Novo Ministro da Justiça. Juan Bautista Mahiquez, Esta tarde referiu-se à saída do ex-chefe da IGJ Daniel Vitolo, que até agora era a face visível do partido no poder contra promoções. FFA, e recusou qualquer acordo para contribuir para a organização que liderou Cláudio “Chickey” Tapia.
“Não estou aqui para esconder qualquer investigação.” afirmou o responsável por Mariano Cuneo Libarona, esclarecendo ao mesmo tempo que não mantém qualquer amizade com a direcção da associação. Além disso, garantiu que não houve nenhum pedido do executivo para “parar os motivos”.
“Não tenho interesse ou poder para salvar a AFA ou qualquer outra pessoa. Não tenho interesse em fazer isso”, disse Mahiques em diálogo com o LN+.
“A FFA ou os seus dirigentes são investigados em vários casos, jurisdições e instâncias, onde a estrutura executiva e neste caso o ministro nada têm a ver com isso”, disse. Da mesma forma, o dirigente negou qualquer relação de amizade com a direção da entidade a que estava vinculado para ser nomeado vice-reitor da Universidade Argentina de Futebol (Unafa).
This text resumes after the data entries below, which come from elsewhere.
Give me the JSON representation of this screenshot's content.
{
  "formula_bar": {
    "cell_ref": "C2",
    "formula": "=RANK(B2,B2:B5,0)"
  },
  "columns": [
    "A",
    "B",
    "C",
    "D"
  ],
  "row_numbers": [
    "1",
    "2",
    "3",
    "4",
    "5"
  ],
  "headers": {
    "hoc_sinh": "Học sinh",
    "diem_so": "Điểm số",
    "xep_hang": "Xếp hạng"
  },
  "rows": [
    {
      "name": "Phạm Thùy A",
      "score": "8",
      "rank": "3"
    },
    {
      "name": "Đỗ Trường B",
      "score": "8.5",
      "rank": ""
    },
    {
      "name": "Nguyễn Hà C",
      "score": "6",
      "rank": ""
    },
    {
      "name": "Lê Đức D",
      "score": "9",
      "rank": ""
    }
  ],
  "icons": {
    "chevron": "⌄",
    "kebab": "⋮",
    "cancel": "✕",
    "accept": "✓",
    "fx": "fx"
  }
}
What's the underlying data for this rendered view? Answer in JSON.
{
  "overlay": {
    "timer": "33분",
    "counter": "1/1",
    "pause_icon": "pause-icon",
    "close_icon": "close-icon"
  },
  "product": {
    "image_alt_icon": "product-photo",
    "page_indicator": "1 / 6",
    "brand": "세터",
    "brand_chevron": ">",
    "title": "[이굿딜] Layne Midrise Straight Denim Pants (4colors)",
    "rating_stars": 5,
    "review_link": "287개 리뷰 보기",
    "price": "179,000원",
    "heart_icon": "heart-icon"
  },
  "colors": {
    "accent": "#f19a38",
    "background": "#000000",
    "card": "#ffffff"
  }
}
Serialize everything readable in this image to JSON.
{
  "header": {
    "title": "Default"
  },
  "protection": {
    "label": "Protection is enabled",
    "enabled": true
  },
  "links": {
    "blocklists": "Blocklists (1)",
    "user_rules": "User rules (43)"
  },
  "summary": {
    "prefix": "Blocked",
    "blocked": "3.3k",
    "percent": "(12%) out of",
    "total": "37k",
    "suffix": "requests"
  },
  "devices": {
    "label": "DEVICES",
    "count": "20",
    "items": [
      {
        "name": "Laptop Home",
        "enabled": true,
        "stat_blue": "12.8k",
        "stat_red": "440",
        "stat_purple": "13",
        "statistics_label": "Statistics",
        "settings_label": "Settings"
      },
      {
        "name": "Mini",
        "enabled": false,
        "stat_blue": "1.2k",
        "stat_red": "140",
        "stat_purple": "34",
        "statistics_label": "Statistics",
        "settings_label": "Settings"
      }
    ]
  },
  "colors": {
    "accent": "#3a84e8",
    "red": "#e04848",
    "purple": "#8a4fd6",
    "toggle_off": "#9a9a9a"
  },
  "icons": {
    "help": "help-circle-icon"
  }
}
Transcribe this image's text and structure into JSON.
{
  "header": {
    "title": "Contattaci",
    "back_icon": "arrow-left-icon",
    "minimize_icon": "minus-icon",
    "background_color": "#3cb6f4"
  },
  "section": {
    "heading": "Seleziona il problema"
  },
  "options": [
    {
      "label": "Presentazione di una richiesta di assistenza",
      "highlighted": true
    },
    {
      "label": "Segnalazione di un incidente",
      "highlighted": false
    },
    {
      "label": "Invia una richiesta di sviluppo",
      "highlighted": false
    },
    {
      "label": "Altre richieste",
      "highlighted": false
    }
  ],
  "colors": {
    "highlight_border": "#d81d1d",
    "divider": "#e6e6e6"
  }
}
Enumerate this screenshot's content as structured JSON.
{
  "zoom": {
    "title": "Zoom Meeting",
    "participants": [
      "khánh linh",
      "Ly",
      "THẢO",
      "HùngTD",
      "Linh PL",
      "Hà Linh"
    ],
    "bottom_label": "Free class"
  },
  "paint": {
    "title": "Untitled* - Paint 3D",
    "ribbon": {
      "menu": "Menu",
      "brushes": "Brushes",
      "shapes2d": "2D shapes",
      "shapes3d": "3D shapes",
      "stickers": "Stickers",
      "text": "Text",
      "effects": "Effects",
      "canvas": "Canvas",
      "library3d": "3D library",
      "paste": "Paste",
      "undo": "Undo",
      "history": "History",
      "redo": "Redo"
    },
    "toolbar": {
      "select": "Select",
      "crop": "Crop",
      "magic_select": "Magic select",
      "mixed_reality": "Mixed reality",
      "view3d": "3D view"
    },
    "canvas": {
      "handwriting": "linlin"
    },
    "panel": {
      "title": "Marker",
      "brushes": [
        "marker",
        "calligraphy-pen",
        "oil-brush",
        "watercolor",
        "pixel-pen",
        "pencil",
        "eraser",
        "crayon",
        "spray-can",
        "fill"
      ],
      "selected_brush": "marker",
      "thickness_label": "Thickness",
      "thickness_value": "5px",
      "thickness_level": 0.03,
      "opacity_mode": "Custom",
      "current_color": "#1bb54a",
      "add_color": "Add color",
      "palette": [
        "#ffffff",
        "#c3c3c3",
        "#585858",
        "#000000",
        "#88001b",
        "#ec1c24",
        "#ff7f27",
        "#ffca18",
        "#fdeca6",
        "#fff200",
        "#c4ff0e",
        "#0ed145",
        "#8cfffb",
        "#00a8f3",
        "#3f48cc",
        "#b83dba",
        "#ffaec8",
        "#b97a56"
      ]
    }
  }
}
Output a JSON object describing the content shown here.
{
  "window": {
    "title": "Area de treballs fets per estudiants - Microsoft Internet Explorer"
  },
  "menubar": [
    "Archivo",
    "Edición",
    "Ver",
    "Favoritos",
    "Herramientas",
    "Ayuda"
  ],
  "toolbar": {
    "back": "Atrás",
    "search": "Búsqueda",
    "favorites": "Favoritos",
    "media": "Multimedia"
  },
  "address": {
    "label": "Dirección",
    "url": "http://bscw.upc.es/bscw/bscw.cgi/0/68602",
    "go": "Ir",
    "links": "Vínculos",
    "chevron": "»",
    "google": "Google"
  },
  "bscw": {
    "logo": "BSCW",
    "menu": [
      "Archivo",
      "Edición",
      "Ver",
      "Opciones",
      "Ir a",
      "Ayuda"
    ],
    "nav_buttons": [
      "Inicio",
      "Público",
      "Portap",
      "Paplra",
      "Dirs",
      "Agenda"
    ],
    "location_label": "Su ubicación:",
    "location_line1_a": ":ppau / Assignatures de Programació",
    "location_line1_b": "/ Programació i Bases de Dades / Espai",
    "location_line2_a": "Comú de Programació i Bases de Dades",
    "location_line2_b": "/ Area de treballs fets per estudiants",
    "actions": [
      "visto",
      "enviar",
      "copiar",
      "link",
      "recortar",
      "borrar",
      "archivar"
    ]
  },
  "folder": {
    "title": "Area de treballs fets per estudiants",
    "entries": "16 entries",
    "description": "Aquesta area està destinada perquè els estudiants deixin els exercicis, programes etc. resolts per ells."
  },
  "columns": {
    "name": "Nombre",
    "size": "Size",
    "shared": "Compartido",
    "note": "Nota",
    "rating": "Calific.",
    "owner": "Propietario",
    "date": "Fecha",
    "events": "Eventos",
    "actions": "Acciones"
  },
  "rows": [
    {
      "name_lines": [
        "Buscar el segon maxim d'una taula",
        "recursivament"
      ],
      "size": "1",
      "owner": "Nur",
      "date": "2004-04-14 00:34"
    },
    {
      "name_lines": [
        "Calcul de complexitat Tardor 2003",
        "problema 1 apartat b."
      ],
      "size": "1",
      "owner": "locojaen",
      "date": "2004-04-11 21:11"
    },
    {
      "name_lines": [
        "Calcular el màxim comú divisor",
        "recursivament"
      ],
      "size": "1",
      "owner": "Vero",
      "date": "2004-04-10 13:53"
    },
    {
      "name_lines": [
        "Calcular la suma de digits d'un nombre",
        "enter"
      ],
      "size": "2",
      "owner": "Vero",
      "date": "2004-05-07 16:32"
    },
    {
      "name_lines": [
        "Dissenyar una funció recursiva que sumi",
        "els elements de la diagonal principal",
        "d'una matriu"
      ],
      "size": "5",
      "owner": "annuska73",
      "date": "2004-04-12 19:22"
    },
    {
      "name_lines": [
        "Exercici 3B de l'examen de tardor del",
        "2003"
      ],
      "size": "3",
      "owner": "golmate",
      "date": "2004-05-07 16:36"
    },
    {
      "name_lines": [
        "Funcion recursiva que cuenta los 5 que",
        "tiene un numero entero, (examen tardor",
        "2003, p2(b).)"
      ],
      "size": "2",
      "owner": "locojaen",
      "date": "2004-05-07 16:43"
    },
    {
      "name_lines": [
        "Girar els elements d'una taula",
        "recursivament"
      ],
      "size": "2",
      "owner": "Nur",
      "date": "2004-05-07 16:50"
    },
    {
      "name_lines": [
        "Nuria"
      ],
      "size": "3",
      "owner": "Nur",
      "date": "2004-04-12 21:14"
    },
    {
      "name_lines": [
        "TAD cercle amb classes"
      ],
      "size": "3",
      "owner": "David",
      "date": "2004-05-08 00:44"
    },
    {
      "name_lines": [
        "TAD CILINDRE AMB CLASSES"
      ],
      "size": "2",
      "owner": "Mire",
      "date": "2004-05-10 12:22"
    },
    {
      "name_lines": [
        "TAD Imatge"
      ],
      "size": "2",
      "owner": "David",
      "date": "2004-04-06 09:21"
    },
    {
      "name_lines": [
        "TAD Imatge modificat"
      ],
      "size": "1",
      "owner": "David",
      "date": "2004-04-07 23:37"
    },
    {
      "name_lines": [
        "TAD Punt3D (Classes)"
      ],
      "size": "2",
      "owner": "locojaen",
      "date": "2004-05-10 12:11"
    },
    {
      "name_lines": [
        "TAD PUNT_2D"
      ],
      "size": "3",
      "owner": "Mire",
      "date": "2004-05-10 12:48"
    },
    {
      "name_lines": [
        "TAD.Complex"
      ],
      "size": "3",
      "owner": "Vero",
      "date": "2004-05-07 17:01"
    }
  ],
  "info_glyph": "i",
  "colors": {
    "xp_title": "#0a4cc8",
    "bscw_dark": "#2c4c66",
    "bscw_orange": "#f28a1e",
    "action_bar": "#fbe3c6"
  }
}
“Conheço Tapia, Tovigino e a maioria dos dirigentes de futebol. Entrei como procurador-geral da cidade e imediatamente criei um Ministério Público para investigar a violência no futebol. Como resultado, assinei contratos com a administração de todos os clubes”, explicou Mahikes.
“Além da minha paixão pelo futebol, conheço todo mundo, mas isso não me torna amigo deles.. “Não estou aqui para esconder qualquer investigação.” então ele insistiu.
O responsável foi empossado ontem como novo membro do gabinete de Javier Mille na Sala Branca da Casa Rosada e horas depois delineou várias alterações na sua pasta que levaram ao pedido de demissão do chefe da IGJ. Daniel Vitoloque até então tinha sido a face visível do governo na ofensiva contra a FFA e que tinha pedido a inclusão observadores em sua entidade de futebol Tapia.
Vitolo não foi o único. Mahiques também decidiu mudar os chefes do Departamento de Informação Financeira (UIF:), do Gabinete Anticorrupção (OA:) e isso Secretaria de Direitos Humanos.
Da mesma forma, como LA NACION apurou, propôs ao Ministério Público da Fazenda Sebastião AmérioDom Caputo, que foi deposto como número dois de Cuneo Libarona e substituído pelo carinista Santiago Viola.